Tuesday, November 11, 2008

Gotta Love Google

And their wicked sense of advertising. A few weeks ago the spammers found my account- I almost never got any notes in my spam box before then, and most of those were confirmation notices that I wanted. But now, 10-15 spams a day. And Google helpfully sticks a Spam recipe advertisement at the top. Spam veggie pitas- slice before serving. Spam Primavera - Toss with linguini, serve immediately. Mmm, Mmm! I don't know if I ever want to eat again. It was widely said when I was a youngster (and I believed it) that Spam was an acronym for "scientifically processed animal matter." Actually, I'm surprised that Spam allows their product to be associated with spam.

On the plus side, I've been winning millions of Euros and dollars every single day.

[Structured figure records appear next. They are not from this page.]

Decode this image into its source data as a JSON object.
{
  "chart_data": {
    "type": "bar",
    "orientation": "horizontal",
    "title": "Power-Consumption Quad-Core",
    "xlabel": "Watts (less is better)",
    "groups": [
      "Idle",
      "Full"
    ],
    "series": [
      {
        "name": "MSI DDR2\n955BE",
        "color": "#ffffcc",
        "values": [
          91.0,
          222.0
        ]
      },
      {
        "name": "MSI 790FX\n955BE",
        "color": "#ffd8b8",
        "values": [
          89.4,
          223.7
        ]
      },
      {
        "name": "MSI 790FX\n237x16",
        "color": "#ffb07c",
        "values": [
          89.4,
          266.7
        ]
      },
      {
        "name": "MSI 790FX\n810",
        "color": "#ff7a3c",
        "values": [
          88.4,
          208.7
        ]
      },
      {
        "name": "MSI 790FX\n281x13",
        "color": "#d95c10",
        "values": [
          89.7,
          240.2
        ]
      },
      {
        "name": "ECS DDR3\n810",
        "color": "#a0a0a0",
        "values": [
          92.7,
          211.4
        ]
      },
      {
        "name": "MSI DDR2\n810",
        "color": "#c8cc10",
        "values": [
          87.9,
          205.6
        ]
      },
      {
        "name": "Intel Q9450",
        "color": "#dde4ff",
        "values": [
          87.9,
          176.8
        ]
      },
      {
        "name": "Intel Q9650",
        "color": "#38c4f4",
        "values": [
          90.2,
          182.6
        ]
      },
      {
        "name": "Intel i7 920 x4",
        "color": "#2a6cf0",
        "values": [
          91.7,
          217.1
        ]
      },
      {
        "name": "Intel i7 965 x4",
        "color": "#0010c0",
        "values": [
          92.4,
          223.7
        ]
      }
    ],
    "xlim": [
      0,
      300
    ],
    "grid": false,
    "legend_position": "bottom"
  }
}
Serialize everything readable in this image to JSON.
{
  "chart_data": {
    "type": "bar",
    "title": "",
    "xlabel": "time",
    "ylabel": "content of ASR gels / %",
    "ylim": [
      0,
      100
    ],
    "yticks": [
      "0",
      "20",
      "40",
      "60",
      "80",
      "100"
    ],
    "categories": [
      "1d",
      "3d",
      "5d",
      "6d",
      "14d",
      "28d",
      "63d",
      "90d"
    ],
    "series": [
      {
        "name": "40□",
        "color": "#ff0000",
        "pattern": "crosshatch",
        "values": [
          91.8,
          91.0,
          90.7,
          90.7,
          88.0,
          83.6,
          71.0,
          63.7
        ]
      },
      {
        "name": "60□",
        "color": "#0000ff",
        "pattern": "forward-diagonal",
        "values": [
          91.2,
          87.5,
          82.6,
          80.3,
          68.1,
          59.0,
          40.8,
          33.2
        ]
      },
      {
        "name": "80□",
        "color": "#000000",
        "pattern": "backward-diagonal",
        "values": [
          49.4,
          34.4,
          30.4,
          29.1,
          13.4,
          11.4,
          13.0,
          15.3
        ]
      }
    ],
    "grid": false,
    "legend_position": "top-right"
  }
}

Which brings me to this story...

Woman ends up sending $400,000 to 'Nigerian scam' con artists

Apparently some poor sap from Sweet Home (across the valley, in the Cascade foothills) actually fell for that scam... yeah, the one that was well known when I started using the innertubez in '94. The teaser in my reader says,

How did an otherwise lucid, intelligent woman end up sending nearly half a
million dollars to a bunch of con artists running what has to be one of the
best-known Internet scams in the world?

Well, could be, umm, maybe... she's not a lucid, intelligent woman! Duh! Following are some excerpts:

Spears received just such an e-mail, promising her that she’d get $20.5
million if she would only help out a long-lost relative – identified in the
e-mail as J.B. Spears – with a little money up front. "That's what got me to
believe it," Spears said.


Then the amount she would get jumped up to $26.6 million – if she would
just send $8,300. Spears sent the money. More promises and teases of
multi-millions followed, with each one dependent on her sending yet more money.
Most of the missives were rife with misspellings. When Spears began to
doubt the scam, she got letters from the President of Nigeria, FBI Director
Mueller, and President Bush. Terrorists could get the money if she did not help,
Bush’s letter said. Spears continued to send funds. All the letters were fake,
of course.


For more than two years, Spears sent tens and hundreds of thousands of
dollars. Everyone she knew, including law enforcement officials, her family and
bank officials, told her to stop, that it was all a scam. She persisted.

Well. My brother often laments that people never say "well, it's a free country," any more. Well, It's a free country. But when the well-meaning folks at the society for the Prevention of Taking Advantage of Idiotic Tendencies and Other Eccentric Shortcomings (POTAITOES) starts up a fund to reimburse this poor soul for all her suffering, I will be in line to help out big-time. All they need to do is send me $100 so I can buy and assemble the circuits for the wire transfer.